Dr H Konuma, Assistant Director General, FAO (Food Agriculture Organization), Asia who released the publication, said, “We expect a lot from the youth both in terms of production as well as research. They are going to be the future leaders of agriculture.”
Dr Ajay Parida, Executive Director said it was unfair to expect youth to enter agriculture unless it was attractive to them. “We should not ask how to attract youth, but first we should do some ground work to make it attractive to them. We were taken aback when a young farmer asked us why can’t we make tractors air conditioned? A change in mindset is required. Each scientist should create a farmer, not just talk about it.”
The session was chaired by the Vice Chancellor of Tamil Nadu Agriculture University, Dr. K Ramasami. Prof.
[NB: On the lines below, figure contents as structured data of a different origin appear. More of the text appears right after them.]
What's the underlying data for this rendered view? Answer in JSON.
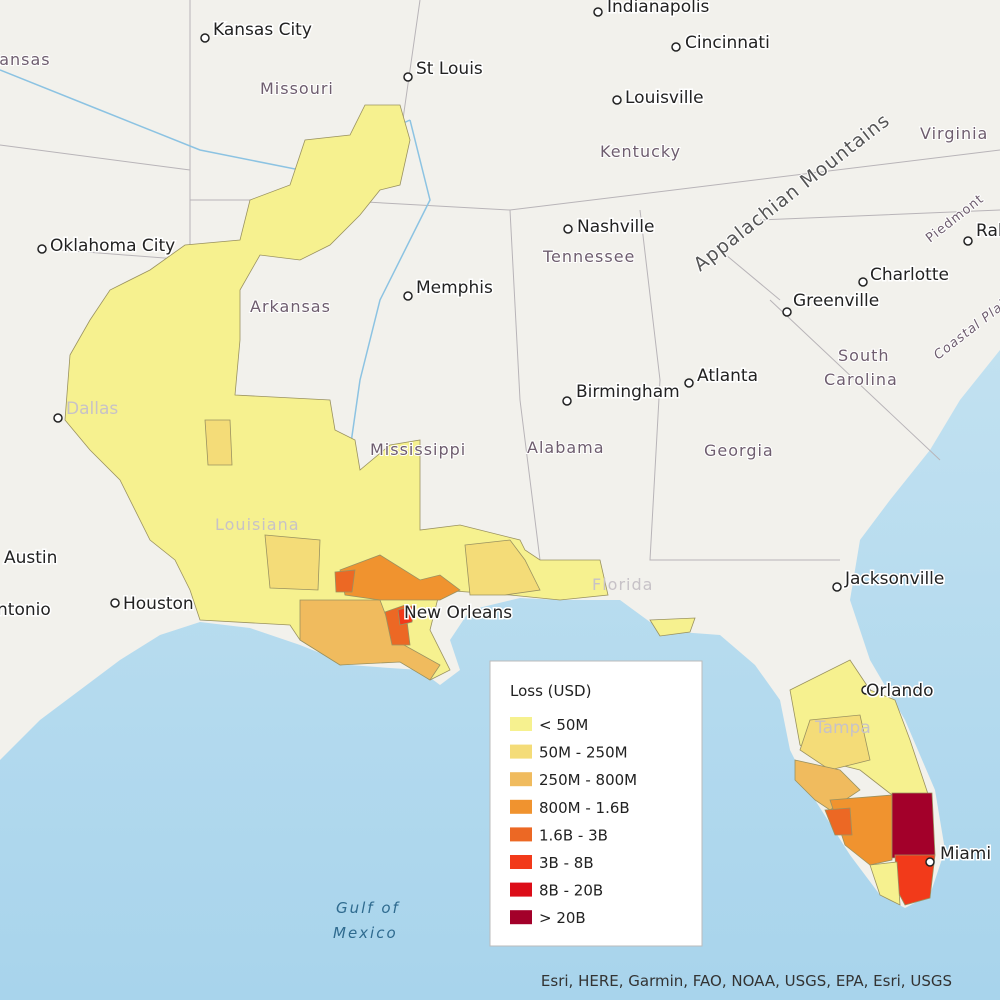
{
  "map": {
    "cities": [
      "Kansas City",
      "Indianapolis",
      "Cincinnati",
      "St Louis",
      "Louisville",
      "Nashville",
      "Oklahoma City",
      "Raleigh",
      "Charlotte",
      "Memphis",
      "Greenville",
      "Atlanta",
      "Birmingham",
      "Dallas",
      "Austin",
      "San Antonio",
      "Houston",
      "New Orleans",
      "Jacksonville",
      "Orlando",
      "Tampa",
      "Miami"
    ],
    "regions": [
      "Kansas",
      "Missouri",
      "Kentucky",
      "Virginia",
      "Tennessee",
      "Arkansas",
      "Mississippi",
      "Alabama",
      "Georgia",
      "South",
      "Carolina",
      "Louisiana",
      "Florida",
      "Appalachian Mountains",
      "Piedmont",
      "Coastal Plain"
    ],
    "water": [
      "Gulf of",
      "Mexico"
    ]
  },
  "legend": {
    "title": "Loss (USD)",
    "items": [
      {
        "label": "< 50M",
        "color": "#f6f18f"
      },
      {
        "label": "50M - 250M",
        "color": "#f4dc78"
      },
      {
        "label": "250M - 800M",
        "color": "#f0bb5e"
      },
      {
        "label": "800M - 1.6B",
        "color": "#f0932f"
      },
      {
        "label": "1.6B - 3B",
        "color": "#ec6824"
      },
      {
        "label": "3B - 8B",
        "color": "#f23a1a"
      },
      {
        "label": "8B - 20B",
        "color": "#dc0d18"
      },
      {
        "label": "> 20B",
        "color": "#a3002a"
      }
    ]
  },
  "attribution": "Esri, HERE, Garmin, FAO, NOAA, USGS, EPA, Esri, USGS"
}
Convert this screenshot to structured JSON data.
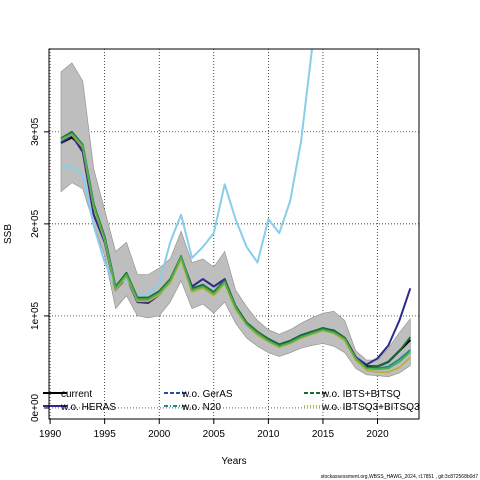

Dr.Narayan Gowda, Former Vice-Chancellor, was the Lead Speaker on the occasion while Abdul Rashid Hakimi, VC Afghanistan National Agriculture Sciences and Technology University, Afghanistan, Jeevan Karuppannan, Professor Malaysian Agriculture University also participated.
Speakers emphasized on the importance of investing in rural areas and utilizing technology for dry lands where paddy or wheat need not be the only crop and technology would support agriculture.
More than half of Tamil Nadu’s population of 7.2 crore people, is below the age of 30. The book documents the proceedings of workshops conducted by MSSRF with over 1000 youth in 26 districts across Tamil Nadu to help involve them and attract them into farming.
Asia Pacific Consultation: The Asia-Pacific Regional Consultation in the context of the International Year of Family Farming is currently on at MSSRF, Chennai. The consultation is being organized in partnership with Food and Agriculture Organisation (FAO), International Fund for Agriculture Development (IFAD), International Development Research Centre (IDRC), Canada, World Food Programme (WFP), Department for International Development (DFID) UK, UN Women, Small Farmers’ Agribusiness Consortium other national and international agencies.
About MSSRF: Established in 1988, with proceeds from the First World Food Prize that Professor Swaminathan received in 1987, MSSRF applies science and technology options to address practical problems faced by rural populations in agriculture, food and nutrition, impacting livelihood of 100,000 farmers and fisherfolk every day with influence that spreads across 18 countries.
M S Swaminathan Research Foundation (MSSRF) established in 1988 is a not-for-profit trust. MSSRF was envisioned and founded by Professor M S Swaminathan, agriculture scientist with proceeds from the First World Food Prize that he received in 1987.